Pioneers in check imaging, a technology that many bankers expected would revolutionize one of their core operating burdens, have had to rethink its economics.
When a few of the nation's largest banks first bought the systems that convert paper checks into more manageable computerized images, they anticipated dramatic cost reductions-particularly in the labor-intensive proof-of-deposit, or POD, area.
But in the half-decade since those pioneering installations, the savings in POD have been lower than expected. As a result, they are seeking out fee-generating opportunities that make use of stored check images.
"People started down this dark hallway called image POD, and they're only now finding that the payback just isn't there," said J.D. Carreker, president of Carreker Antinori Inc., a Dallas-based consulting company.
"The new, enlightened approach is to capture the image with the idea of using it for a whole string of things."
Banks' experience with check imaging sends a cautionary message about any use of experimental technologies. The economics of untested systems rarely play out exactly as expected, observers said, and early adopters should be as conservative as possible in predicting financial benefits.
Image POD got a warm welcome when vendors unveiled it around 1990. Check processing had seen few if any major breakthroughs in the 1970s and 1980s, and commercial banks in cost-cutting modes were open to any tools that might help them handle the ever-rising tide of checks more efficiently.
Image POD, championed primarily by Unisys Corp., appeared a "killer application" for check processing.
Though the systems cost millions of dollars, they promised to cut overall processing costs by 20% to 30%.

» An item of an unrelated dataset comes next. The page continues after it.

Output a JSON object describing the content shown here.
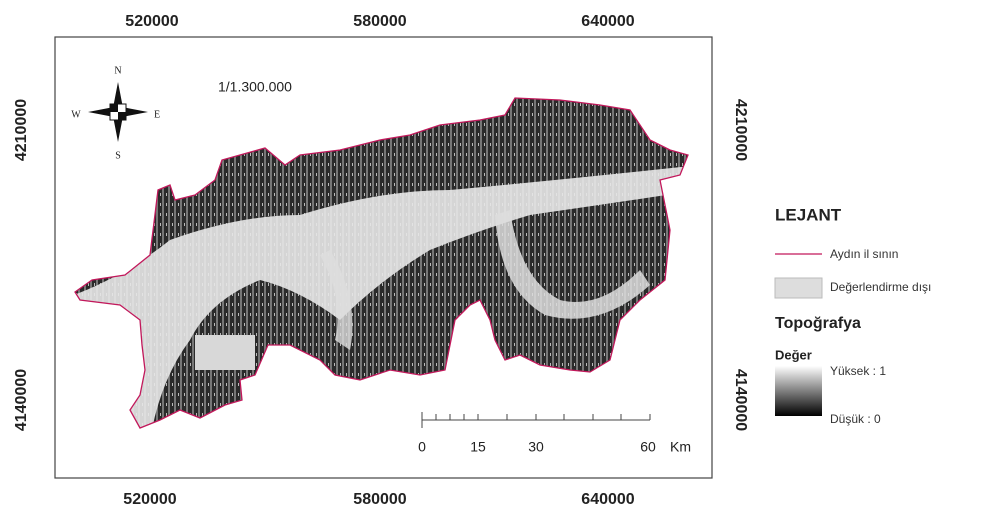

Such savings would come largely through staff reductions. Using character recognition software, POD systems automatically read numbers from check images, obviating the need for human operators to do the same.
Some POD improvements have played out favorably. For example, executives at Barnett Banks Inc., Comerica Inc., and Huntington Bancshares (which along with Signet Banking Corp. were the first to install Unisys' POD application) said they have met their expected "read rates" of around 50%, meaning data are automatically read from about half the checks they process.
But bankers and other observers said character recognition technology has not reduced labor costs as expected, because banks often overlooked new requirements introduced by imaging, such as the physical preparation of paper checks for scanning.
"I think we all underestimated the value of operations people in the proof department," said Doug Halvorsen, worldwide marketing manager for payment solutions at International Business Machines Corp. In traditional processing operations, "people sitting behind unit encoders would take off paper clips and staples and straighten the work," said Mr. Halvorsen. "This prep work ... still has to get done" in an imaging environment.
Mr. Halvorsen and several bankers said balancing functions also have proven less efficient than expected when imaging came along.
"POD continues to be a good application but probably not one you'd want to lead with," Mr. Halvorsen concluded.
The new wave involves trying to do more with images once they are captured. Banks want to take advantage of the electronic portability of images to streamline "day two" functions, such as research, adjustments, returns, and reject-repair.
Instead of looking at these as individual events "and trying to optimize each on its own, banks are now trying to find commonality and connections, and that's where they are going to find benefit," said H. Douglas Ewbanks, executive vice president and managing director at Carreker-Antinori.
Rick Sellers, president of Huntington Bancshares' technology unit, added, "The only way that you can justify check image in a large bank is to look at the whole package-including POD with character recognition, archive, statements, and the export."
Mr. Sellers said Columbus, Ohio-based Huntington, like most of the other imaging pioneers, expected its investment could be justified by POD improvements alone, but "experience has made us wiser."
He said Huntington recently participated in a study of the check- operations costs at image-based banks versus those with traditional processing systems.
"We were more expensive than the best paper-based banks-but we were close," said Mr. Sellers.
He expects more significant financial benefits will emerge in coming months as Huntington constructs an archive system that will let the bank create fee-generating services. The archive should be completed at the end of next year.
Comerica Inc. executives agree with Mr. Sellers' emphasis on functions beyond proof of deposit.
Detroit-based Comerica processes 2.5 million items a day and is weeks away from putting its check image archive into full production.
The archive has enough capacity to house 35 days' worth of on-us checks. "This is designed to be a microfilm replacement," said Don McKenzie, first vice president of information services.
He said the potential financial benefits of the archive are split pretty evenly between cost savings and revenue generations. The bank immediately would become more efficient as it eliminates microfiche, which is both expensive and unwieldy to handle.
When images are stored in the archive, they can be easily shuttled from computer to computer. Bank customers could be charged fees for access to check images on-line, and statement printing could be customized more easily. Further, internal research functions can be done more quickly.
Mr. Halvorsen noted that many banks already are using images for fee- generating applications-particularly in wholesale areas. But many are rescanning checks several times for each application, which is wasteful. Image archives will right this situation.
"The revolution in imaging is happening in the archive," said Mr. Halvorsen. "That's the area to watch."